Cross Training Fitness Components
When an exercise program includes each of these components, all systems of the body are trained to work at optimal levels, preventing compensation in one area that may lead to injury.
Balance & Core Stability
The muscles involved in balancing primarily include the core muscles whose main job is to stabilize and support the spine, pelvis and hips, as well as the smaller muscles throughout the body whose primary job is to stabilize and protect the joints. Incorporating balance and stability exercises trains your dogs brain and body to use the correct muscles for movement, thereby taking pressure off of the low back, hips and joints in turn preventing chronic pain and injury in these susceptible areas. Stability training is hands down the most important element in keeping your dog injury free and active for life!
Strength training for dogs is comparable to human bodyweight training and involves altering the dogs stance to influence weight bearing and increase resistance on the desired muscles to stimulate strength and muscle growth. Strength training not only improves the strength of the muscles, but also the tendons, ligaments and bones as well – helping to hold the body in proper alignment and prevent injury.
Strong muscles also help the body to overcome external forces (for example: if a dogs leg slips on a wet surface their muscles contract in an attempt to counter the force; if the muscles are strong enough they are able to prevent the limb from slipping further but if the muscles are not strong enough then the limb tends to slip – predisposing the muscle, tendons, and joint to injury).
Body awareness is your dogs ability to determine where their body is, specifically each individual limb in relation to the rest of the body, without having to look. Body awareness is a learned skill – your dogs brain and body must develop this sense of self which requires a high degree of concentration and focus and is therefore very mentally stimulating for dogs. Increased body awareness helps to develop proper coordination and prevent the likelihood of accidental injuries. Most dogs actually have very little idea that they even have a backend, let alone that they can move their limbs independently of each other!
Endurance training brings us back to the basics of doggy fitness and can be a great way to physically exhaust your dog. The main benefits of endurance training include increasing the efficiency of the heart and lungs, while helping to maintain a healthy body weight.
Although running does have its benefits, there are some precautions we must take to ensure that your dog will stay free from injury. Additional core training is highly recommended to protect the back or hips from injury, as endurance exercises include repetitive movements of the limbs and therefore put additional force through the joints and inter-vertebral discs of the back.

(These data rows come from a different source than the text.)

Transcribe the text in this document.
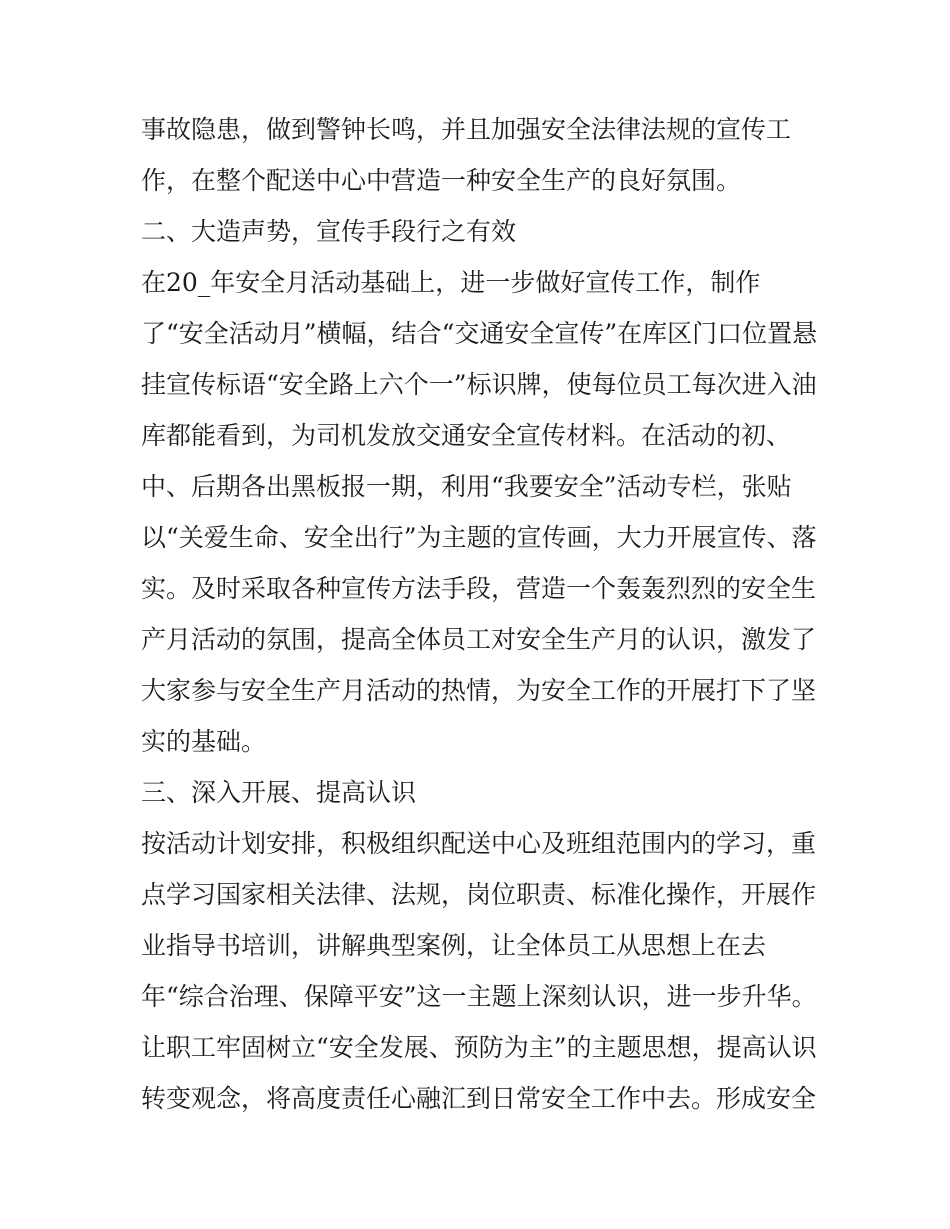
事故隐患，做到警钟长鸣，并且加强安全法律法规的宣传工
作，在整个配送中心中营造一种安全生产的良好氛围。
二、大造声势，宣传手段行之有效
在20_年安全月活动基础上，进一步做好宣传工作，制作
了“安全活动月”横幅，结合“交通安全宣传”在库区门口位置悬
挂宣传标语“安全路上六个一”标识牌，使每位员工每次进入油
库都能看到，为司机发放交通安全宣传材料。在活动的初、
中、后期各出黑板报一期，利用“我要安全”活动专栏，张贴
以“关爱生命、安全出行”为主题的宣传画，大力开展宣传、落
实。及时采取各种宣传方法手段，营造一个轰轰烈烈的安全生
产月活动的氛围，提高全体员工对安全生产月的认识，激发了
大家参与安全生产月活动的热情，为安全工作的开展打下了坚
实的基础。
三、深入开展、提高认识
按活动计划安排，积极组织配送中心及班组范围内的学习，重
点学习国家相关法律、法规，岗位职责、标准化操作，开展作
业指导书培训，讲解典型案例，让全体员工从思想上在去
年“综合治理、保障平安”这一主题上深刻认识，进一步升华。
让职工牢固树立“安全发展、预防为主”的主题思想，提高认识
转变观念，将高度责任心融汇到日常安全工作中去。形成安全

I also do not recommend endurance training for puppies under 18 months old as their growth plates have not yet closed and their bones are much softer in general making them more vulnerable to injury which may never heal properly and can result in growth deformities making your dog even more susceptible to other types of injury in the future. This of course does not mean that we should bubble wrap our puppies, but rather be aware and try to avoid too much repetitive exercise. Sniff & Stroll walks, balance training, mental stimulation and body awareness exercises are excellent options for puppies or senior dogs.
Including safe stretches at the appropriate times such as dynamic stretching before exercise and static stretching after exercise helps to prevent stiffness, muscle knots and soreness (yes – dogs get sore muscles too!).
Long term, flexibility exercises increase the health and elasticity of muscle fibers while preventing restrictions and imbalances within the muscle itself as well as the surrounding tendons and joints. Not only do flexible muscles decrease the risk of injury, they also increase the body’s available range of motion thereby enhancing athletic performance.
Three-Dimensional Movement Efficiency
We live in a three-dimensional world therefore a well designed exercise program should be correctly balanced in all 3 anatomical planes of movement in order to prevent injury and improve performance.
The 3 Anatomical Planes of Movement include:
- The Sagittal Plane which divides the body into left & right halves; includes forward & backwards (as well as up & down) movements.
- The Coronal Plane which divides the body into “belly & back” sections. For humans this is front & back halves, but for dogs this is top & bottom halves.
- Transverse Plane which transects the spine in half; includes movements that involve rotation through the spine, shoulders, and/or hips. For humans this is top & bottom halves, but for dogs this is front half & back halves.
All too often exercise routines lack the correct balance of three-dimensional movements, and this imbalance greatly increases the likelihood of injury, while also hindering sport performance.
A qualified trainer understands the importance of building three-dimensional movement efficiency in all anatomical planes to keep the body working as a stable and functional whole.